Ain’t It Grand

With a name like Madeo people don’t peg you as Irish —but folks this is America, a place where Bill Richardson is Latino and a guy named  Lenny Kravitz ain’t quite exactly Jewish.

My grandparents on my mother’s side came here with nothing from Ireland and ended up in the Bronx. I always loved visiting them from Long Island because their cramped apartment seemed so exotic with its steam radiators, airshafts, and dumbwaiters for moving the trash. When we went to visit we would always have roast beef with Yorkshire pudding, which was the special occasion fare laid out by Grandma. I’ve tried to recreate that meal at home, but I can’t exactly get it right.

I wish I could repeat the stories they told me of life back in the old country, but truth is their Irish brogues were so thick that I could barely understand a word they said. But I do remember this: when something was especially good, my grandmother pronounced it, “Grand.” That I understood. As for everything else, she might as well have been speaking Hungarian —the language of my wife’s parents when they managed to escape here from Europe.

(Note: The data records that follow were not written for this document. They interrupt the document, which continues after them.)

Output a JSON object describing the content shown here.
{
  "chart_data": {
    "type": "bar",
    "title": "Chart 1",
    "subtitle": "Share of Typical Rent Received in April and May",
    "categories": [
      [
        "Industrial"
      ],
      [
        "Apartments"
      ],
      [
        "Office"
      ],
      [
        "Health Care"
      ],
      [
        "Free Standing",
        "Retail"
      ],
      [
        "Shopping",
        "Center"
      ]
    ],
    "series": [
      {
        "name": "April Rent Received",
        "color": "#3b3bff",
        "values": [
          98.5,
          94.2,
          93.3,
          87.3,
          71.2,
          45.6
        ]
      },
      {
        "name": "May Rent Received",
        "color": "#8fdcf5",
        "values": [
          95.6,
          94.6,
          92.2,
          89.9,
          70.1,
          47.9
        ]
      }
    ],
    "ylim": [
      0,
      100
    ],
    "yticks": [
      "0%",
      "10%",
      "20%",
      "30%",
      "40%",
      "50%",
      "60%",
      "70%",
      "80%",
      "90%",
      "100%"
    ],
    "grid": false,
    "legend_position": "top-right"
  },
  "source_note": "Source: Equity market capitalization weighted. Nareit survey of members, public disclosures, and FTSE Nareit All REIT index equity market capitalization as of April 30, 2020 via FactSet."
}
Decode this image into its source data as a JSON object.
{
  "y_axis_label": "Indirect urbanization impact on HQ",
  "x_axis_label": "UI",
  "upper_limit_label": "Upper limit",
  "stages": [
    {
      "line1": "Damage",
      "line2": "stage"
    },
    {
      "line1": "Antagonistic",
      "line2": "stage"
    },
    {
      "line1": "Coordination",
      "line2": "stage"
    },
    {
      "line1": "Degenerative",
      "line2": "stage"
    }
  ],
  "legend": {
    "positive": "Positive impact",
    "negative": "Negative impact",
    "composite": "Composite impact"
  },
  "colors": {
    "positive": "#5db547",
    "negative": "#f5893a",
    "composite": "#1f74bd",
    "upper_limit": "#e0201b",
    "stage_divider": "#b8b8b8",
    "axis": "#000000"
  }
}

I’ll tell you what’s grand: that with all our trouble, we still live in a country that’s run to —not away from. Sure we have problems, but that people are still willing to risk everything to get here says something about America, doesn’t it?

Whether you’re name is  O’Malley, Kowalski, Rosales, Chung, or Habib: spend a moment celebrating St. Patrick’s Day. You may not be Irish, but one way or another you’re an immigrant.

One thought on “Ain’t It Grand

  1. Happy St. Patrick’s Day Rob.
    Even in my old Brooklyn, Irish, Italian, Jewish, Asian, Eastern European neighborhood they couldn’t have said it better.